Ознакомительная версия.
— И не стоит бояться, что люди с нечистой совестью будут поступать так же. В том-то и дело, что жить по закону… — Кактус задумался, подбирая слова.
— Проще, удобнее и спокойнее, — выручил Артист.
— Правильно! Чем жить, постоянно сверяясь с совестью. Это я вам как врач говорю.
— Может быть, всё это к нашему делу имеет отдаленное отношение, — продолжил заседание Мартов. — А может… Ладно, хватит об этом. Кто хочет высказаться? Вы хотите, Ротиков?
— Да, уж позвольте. Всяческие рассуждения: закон — совесть, совесть — закон, — подражая Кактусу, Ротиков покачал чашки весов «Правосудия», — удел обывателя. Нет ничего выше закона! Не придумали пока. Посему предлагаю на мальчишеский бред не реагировать и работу завершать. У меня есть предложение: в связи с особой тяжестью преступления в помиловании Есенину Владимиру Михайловичу отказать. Давайте ставить вопрос на голосование.
— Поддерживаю предложение, — официальным тоном заявила Елена Александровна. — Да и что он на свободе делать-то будет?

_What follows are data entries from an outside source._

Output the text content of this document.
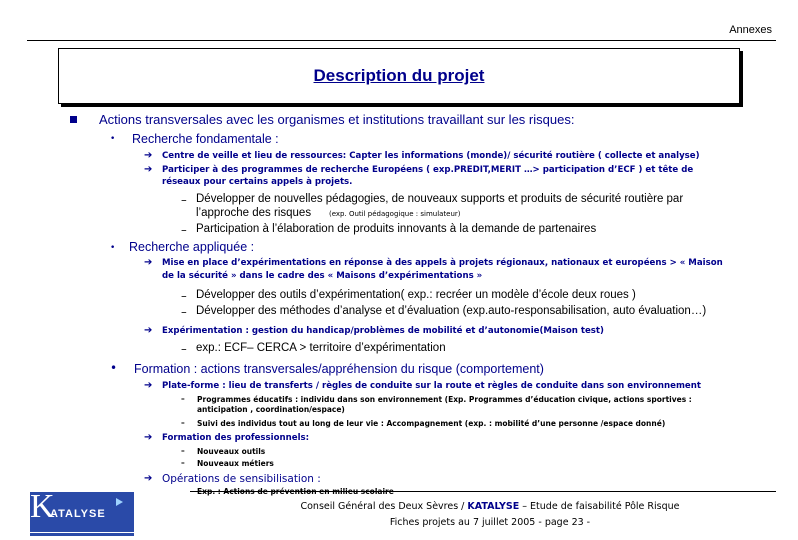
Annexes
Description du projet
Actions transversales avec les organismes et institutions travaillant sur les risques:
• Recherche fondamentale :
➔ Centre de veille et lieu de ressources: Capter les informations (monde)/ sécurité routière ( collecte et analyse)
➔ Participer à des programmes de recherche Européens ( exp.PREDIT,MERIT …> participation d’ECF ) et tête de
réseaux pour certains appels à projets.
– Développer de nouvelles pédagogies, de nouveaux supports et produits de sécurité routière par
l’approche des risques	(exp. Outil pédagogique : simulateur)
– Participation à l’élaboration de produits innovants à la demande de partenaires
• Recherche appliquée :
➔ Mise en place d’expérimentations en réponse à des appels à projets régionaux, nationaux et européens > « Maison
de la sécurité » dans le cadre des « Maisons d’expérimentations »
– Développer des outils d’expérimentation( exp.: recréer un modèle d’école deux roues )
– Développer des méthodes d’analyse et d’évaluation (exp.auto-responsabilisation, auto évaluation…)
➔ Expérimentation : gestion du handicap/problèmes de mobilité et d’autonomie(Maison test)
– exp.: ECF– CERCA > territoire d’expérimentation
• Formation : actions transversales/appréhension du risque (comportement)
➔ Plate-forme : lieu de transferts / règles de conduite sur la route et règles de conduite dans son environnement
– Programmes éducatifs : individu dans son environnement (Exp. Programmes d’éducation civique, actions sportives :
anticipation , coordination/espace)
– Suivi des individus tout au long de leur vie : Accompagnement (exp. : mobilité d’une personne /espace donné)
➔ Formation des professionnels:
– Nouveaux outils
– Nouveaux métiers
➔ Opérations de sensibilisation :
Exp. : Actions de prévention en milieu scolaire
K
ATALYSE
Conseil Général des Deux Sèvres / KATALYSE – Etude de faisabilité Pôle Risque
Fiches projets au 7 juillet 2005 - page 23 -
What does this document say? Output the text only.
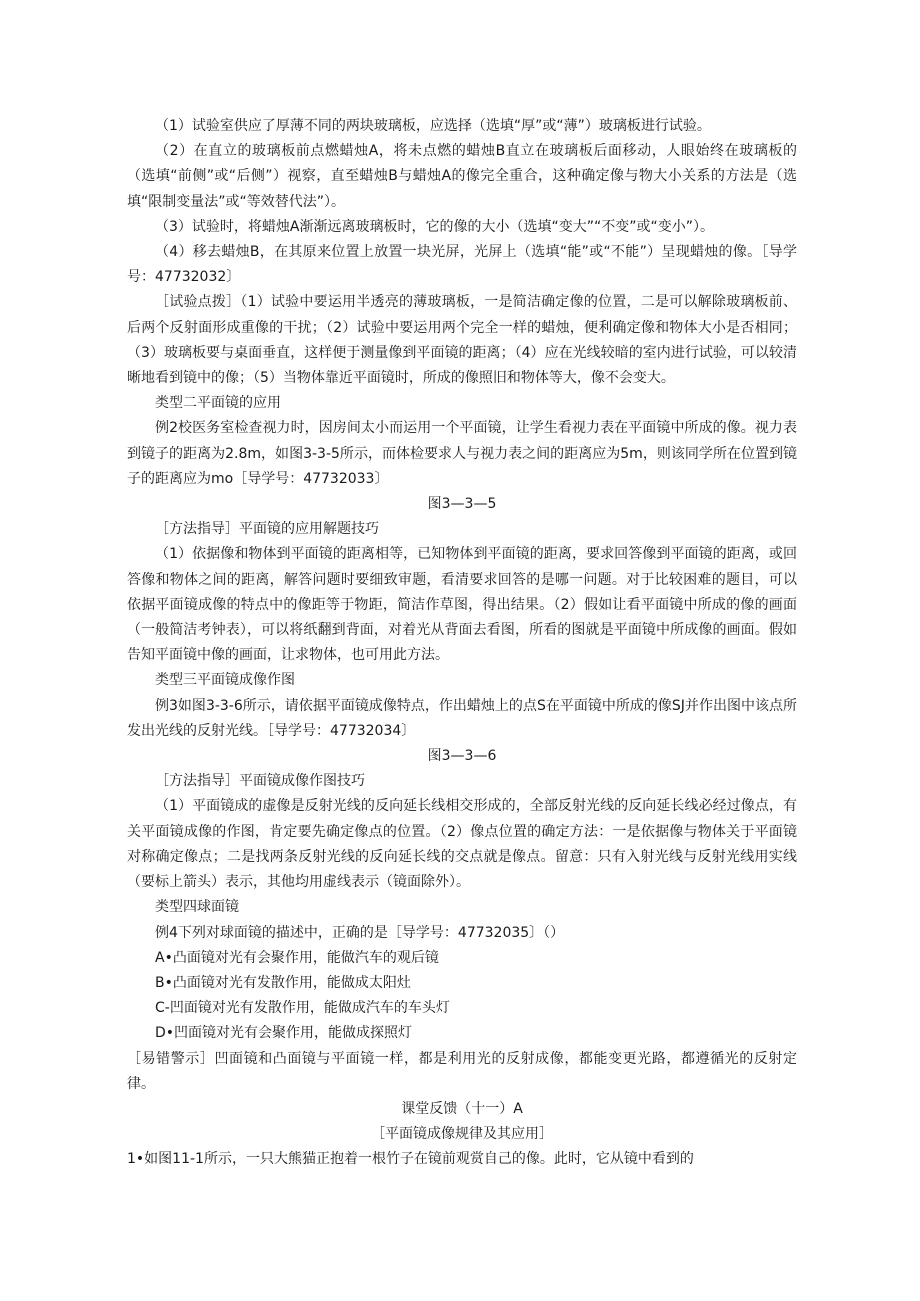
（1）试验室供应了厚薄不同的两块玻璃板，应选择（选填“厚”或“薄”）玻璃板进行试验。

（2）在直立的玻璃板前点燃蜡烛A，将未点燃的蜡烛B直立在玻璃板后面移动，人眼始终在玻璃板的（选填“前侧”或“后侧”）视察，直至蜡烛B与蜡烛A的像完全重合，这种确定像与物大小关系的方法是（选填“限制变量法”或“等效替代法”）。

（3）试验时，将蜡烛A渐渐远离玻璃板时，它的像的大小（选填“变大”“不变”或“变小”）。

（4）移去蜡烛B，在其原来位置上放置一块光屏，光屏上（选填“能”或“不能”）呈现蜡烛的像。［导学号：47732032〕

［试验点拨］（1）试验中要运用半透亮的薄玻璃板，一是简洁确定像的位置，二是可以解除玻璃板前、后两个反射面形成重像的干扰；（2）试验中要运用两个完全一样的蜡烛，便利确定像和物体大小是否相同；（3）玻璃板要与桌面垂直，这样便于测量像到平面镜的距离；（4）应在光线较暗的室内进行试验，可以较清晰地看到镜中的像；（5）当物体靠近平面镜时，所成的像照旧和物体等大，像不会变大。

类型二平面镜的应用

例2校医务室检查视力时，因房间太小而运用一个平面镜，让学生看视力表在平面镜中所成的像。视力表到镜子的距离为2.8m，如图3-3-5所示，而体检要求人与视力表之间的距离应为5m，则该同学所在位置到镜子的距离应为mo［导学号：47732033〕

图3—3—5

［方法指导］平面镜的应用解题技巧

（1）依据像和物体到平面镜的距离相等，已知物体到平面镜的距离，要求回答像到平面镜的距离，或回答像和物体之间的距离，解答问题时要细致审题，看清要求回答的是哪一问题。对于比较困难的题目，可以依据平面镜成像的特点中的像距等于物距，简洁作草图，得出结果。（2）假如让看平面镜中所成的像的画面（一般简洁考钟表），可以将纸翻到背面，对着光从背面去看图，所看的图就是平面镜中所成像的画面。假如告知平面镜中像的画面，让求物体，也可用此方法。

类型三平面镜成像作图

例3如图3-3-6所示，请依据平面镜成像特点，作出蜡烛上的点S在平面镜中所成的像SJ并作出图中该点所发出光线的反射光线。［导学号：47732034〕

图3—3—6

［方法指导］平面镜成像作图技巧

（1）平面镜成的虚像是反射光线的反向延长线相交形成的，全部反射光线的反向延长线必经过像点，有关平面镜成像的作图，肯定要先确定像点的位置。（2）像点位置的确定方法：一是依据像与物体关于平面镜对称确定像点；二是找两条反射光线的反向延长线的交点就是像点。留意：只有入射光线与反射光线用实线（要标上箭头）表示，其他均用虚线表示（镜面除外）。

类型四球面镜

例4下列对球面镜的描述中，正确的是［导学号：47732035〕（）

A•凸面镜对光有会聚作用，能做汽车的观后镜

B•凸面镜对光有发散作用，能做成太阳灶

C-凹面镜对光有发散作用，能做成汽车的车头灯

D•凹面镜对光有会聚作用，能做成探照灯

［易错警示］凹面镜和凸面镜与平面镜一样，都是利用光的反射成像，都能变更光路，都遵循光的反射定律。

课堂反馈（十一）A

［平面镜成像规律及其应用］

1•如图11-1所示，一只大熊猫正抱着一根竹子在镜前观赏自己的像。此时，它从镜中看到的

Мы с вами должны и о людях по эту сторону решетки думать. Навыпускаем бог весть кого… Есенина он, видите ли, наизусть знает… А он домой вернется и либо опять кого-то грохнет, либо снова повесится…

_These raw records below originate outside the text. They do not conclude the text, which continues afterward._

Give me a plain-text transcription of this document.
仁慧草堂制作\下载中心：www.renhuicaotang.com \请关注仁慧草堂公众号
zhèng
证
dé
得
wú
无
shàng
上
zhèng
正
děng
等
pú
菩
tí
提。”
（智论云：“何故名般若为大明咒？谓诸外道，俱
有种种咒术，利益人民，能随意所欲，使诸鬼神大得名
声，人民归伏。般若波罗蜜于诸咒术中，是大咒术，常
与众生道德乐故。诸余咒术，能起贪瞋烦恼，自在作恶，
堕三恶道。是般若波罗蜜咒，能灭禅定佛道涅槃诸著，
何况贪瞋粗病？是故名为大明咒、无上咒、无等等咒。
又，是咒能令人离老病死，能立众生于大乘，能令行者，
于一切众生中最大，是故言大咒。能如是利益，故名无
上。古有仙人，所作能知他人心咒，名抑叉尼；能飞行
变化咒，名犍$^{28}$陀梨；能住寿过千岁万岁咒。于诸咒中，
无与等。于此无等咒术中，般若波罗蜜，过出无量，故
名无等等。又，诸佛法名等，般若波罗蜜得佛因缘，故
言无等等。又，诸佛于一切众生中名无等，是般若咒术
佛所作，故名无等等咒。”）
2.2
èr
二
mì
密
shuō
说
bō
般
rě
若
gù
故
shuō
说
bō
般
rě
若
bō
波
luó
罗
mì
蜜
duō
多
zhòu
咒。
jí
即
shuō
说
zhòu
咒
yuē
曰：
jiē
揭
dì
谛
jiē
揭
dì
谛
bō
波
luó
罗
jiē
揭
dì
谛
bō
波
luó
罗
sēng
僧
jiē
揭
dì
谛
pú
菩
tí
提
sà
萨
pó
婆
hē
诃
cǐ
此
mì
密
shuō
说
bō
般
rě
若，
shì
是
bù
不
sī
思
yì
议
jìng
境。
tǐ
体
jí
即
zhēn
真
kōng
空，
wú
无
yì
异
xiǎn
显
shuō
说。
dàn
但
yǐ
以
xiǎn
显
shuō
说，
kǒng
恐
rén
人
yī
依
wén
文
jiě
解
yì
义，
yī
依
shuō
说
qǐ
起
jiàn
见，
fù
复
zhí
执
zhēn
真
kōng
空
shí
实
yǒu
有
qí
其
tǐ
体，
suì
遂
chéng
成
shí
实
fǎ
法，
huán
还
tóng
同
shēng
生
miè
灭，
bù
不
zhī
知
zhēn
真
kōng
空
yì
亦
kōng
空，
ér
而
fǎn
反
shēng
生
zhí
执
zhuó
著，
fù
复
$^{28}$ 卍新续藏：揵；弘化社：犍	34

Мартов открыл томик Есенина и задумчиво продекламировал:
…И вновь вернуся в отчий дом,
Чужою радостью утешусь,
В зелёный вечер под окном
На рукаве своем повешусь.
— А по-моему, — устало произнес Кактус, — вопрос на голосование ставить рано. Давайте продолжать заседание. Повторяю: предложение Ротикова не поддерживаю. Рано нам еще голосовать.

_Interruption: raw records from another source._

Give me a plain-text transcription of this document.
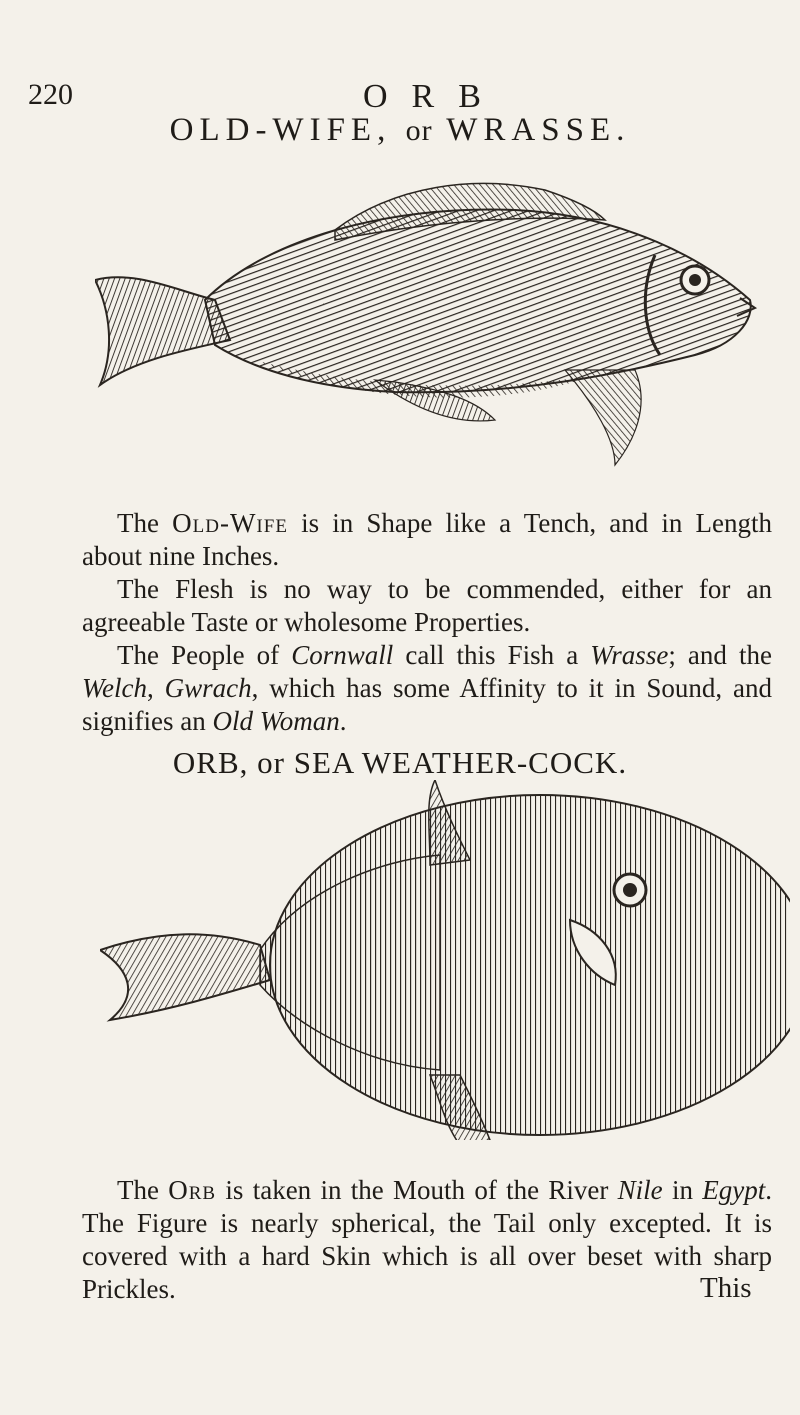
220	ORB
OLD-WIFE, or WRASSE.

The Old-Wife is in Shape like a Tench, and in Length about nine Inches.

The Flesh is no way to be commended, either for an agreeable Taste or wholesome Properties.

The People of Cornwall call this Fish a Wrasse; and the Welch, Gwrach, which has some Affinity to it in Sound, and signifies an Old Woman.

ORB, or SEA WEATHER-COCK.

The Orb is taken in the Mouth of the River Nile in Egypt. The Figure is nearly spherical, the Tail only excepted. It is covered with a hard Skin which is all over beset with sharp Prickles.	This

— Я предложения своего не снимаю, — Ротиков зло посмотрел на Кактуса. — В первой подростковой сидят, в основном, «по слабым» статьям. Это я знаю. «Тяжеловесов» обычно в «тройку» отправляют. Так что почти с уверенностью можно полагать, что один из тех отморозков, кто охранника убил и удерживает заложников, как раз наш с вами Есенин и есть. Представьте себе на минуту — мы помиловали, а ему пожизненное светит. Да всех нас после этого разогнать мало будет…
— Семен Алексеевич, — обратился к доктору Мартов, — вы говорили, что знакомы с врачом колонии. Может, попробуете ему позвонить. Вдруг да знает чего-нибудь. Фамилии тех бандитов, к примеру.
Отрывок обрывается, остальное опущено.